Divide using synthetic division $$ ( 7x^{3}+14x-7 ) \div ( x+4 ) $$
Answer
The synthetic division table is:
$$ \begin{array}{c|rrrr}-4&7&0&14&-7\\& & -28& 112& \color{black}{-504} \\ \hline &\color{blue}{7}&\color{blue}{-28}&\color{blue}{126}&\color{orangered}{-511} \end{array} $$The solution is:
$$ \frac{ 7x^{3}+14x-7 }{ x+4 } = \color{blue}{7x^{2}-28x+126} \color{red}{~-~} \frac{ \color{red}{ 511 } }{ x+4 } $$Explanation
Step 1 : Write down the coefficients of the dividend into division table. Put the zero from $ x + 4 = 0 $ ( $ x = \color{blue}{ -4 } $ ) at the left.
$$ \begin{array}{c|rrrr}\color{blue}{-4}&7&0&14&-7\\& & & & \\ \hline &&&& \end{array} $$Step 1 : Bring down the leading coefficient to the bottom row.
$$ \begin{array}{c|rrrr}-4&\color{orangered}{ 7 }&0&14&-7\\& & & & \\ \hline &\color{orangered}{7}&&& \end{array} $$Step 2 : Multiply by the number on the left, and carry the result into the next column: $ \color{blue}{ -4 } \cdot \color{blue}{ 7 } = \color{blue}{ -28 } $.
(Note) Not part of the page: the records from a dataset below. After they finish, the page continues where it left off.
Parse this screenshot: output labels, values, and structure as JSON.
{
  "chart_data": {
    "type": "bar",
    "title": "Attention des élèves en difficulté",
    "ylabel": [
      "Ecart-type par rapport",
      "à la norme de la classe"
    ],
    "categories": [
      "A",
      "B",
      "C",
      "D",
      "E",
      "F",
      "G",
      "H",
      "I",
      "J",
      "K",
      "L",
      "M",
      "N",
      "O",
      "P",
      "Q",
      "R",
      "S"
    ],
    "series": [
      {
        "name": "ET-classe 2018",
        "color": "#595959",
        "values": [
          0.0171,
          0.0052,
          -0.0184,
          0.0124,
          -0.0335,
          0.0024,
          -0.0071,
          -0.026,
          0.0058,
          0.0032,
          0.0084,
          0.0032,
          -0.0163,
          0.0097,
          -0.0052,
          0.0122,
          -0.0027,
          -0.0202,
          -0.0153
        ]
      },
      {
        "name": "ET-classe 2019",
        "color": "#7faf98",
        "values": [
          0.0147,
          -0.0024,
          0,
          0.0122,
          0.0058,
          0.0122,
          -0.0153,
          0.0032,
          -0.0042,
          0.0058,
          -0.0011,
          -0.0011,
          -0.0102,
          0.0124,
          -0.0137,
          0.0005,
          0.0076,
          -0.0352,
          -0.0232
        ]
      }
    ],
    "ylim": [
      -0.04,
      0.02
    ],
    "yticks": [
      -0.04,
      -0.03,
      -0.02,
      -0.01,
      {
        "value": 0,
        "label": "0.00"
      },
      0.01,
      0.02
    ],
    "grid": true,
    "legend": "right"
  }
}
$$ \begin{array}{c|rrrr}\color{blue}{-4}&7&0&14&-7\\& & \color{blue}{-28} & & \\ \hline &\color{blue}{7}&&& \end{array} $$Step 3 : Add down last column: $ \color{orangered}{ 0 } + \color{orangered}{ \left( -28 \right) } = \color{orangered}{ -28 } $
$$ \begin{array}{c|rrrr}-4&7&\color{orangered}{ 0 }&14&-7\\& & \color{orangered}{-28} & & \\ \hline &7&\color{orangered}{-28}&& \end{array} $$Step 4 : Multiply by the number on the left, and carry the result into the next column: $ \color{blue}{ -4 } \cdot \color{blue}{ \left( -28 \right) } = \color{blue}{ 112 } $.
$$ \begin{array}{c|rrrr}\color{blue}{-4}&7&0&14&-7\\& & -28& \color{blue}{112} & \\ \hline &7&\color{blue}{-28}&& \end{array} $$Step 5 : Add down last column: $ \color{orangered}{ 14 } + \color{orangered}{ 112 } = \color{orangered}{ 126 } $
$$ \begin{array}{c|rrrr}-4&7&0&\color{orangered}{ 14 }&-7\\& & -28& \color{orangered}{112} & \\ \hline &7&-28&\color{orangered}{126}& \end{array} $$Step 6 : Multiply by the number on the left, and carry the result into the next column: $ \color{blue}{ -4 } \cdot \color{blue}{ 126 } = \color{blue}{ -504 } $.
$$ \begin{array}{c|rrrr}\color{blue}{-4}&7&0&14&-7\\& & -28& 112& \color{blue}{-504} \\ \hline &7&-28&\color{blue}{126}& \end{array} $$Step 7 : Add down last column: $ \color{orangered}{ -7 } + \color{orangered}{ \left( -504 \right) } = \color{orangered}{ -511 } $
$$ \begin{array}{c|rrrr}-4&7&0&14&\color{orangered}{ -7 }\\& & -28& 112& \color{orangered}{-504} \\ \hline &\color{blue}{7}&\color{blue}{-28}&\color{blue}{126}&\color{orangered}{-511} \end{array} $$Bottom line represents the quotient $ \color{blue}{ 7x^{2}-28x+126 } $ with a remainder of $ \color{red}{ -511 } $.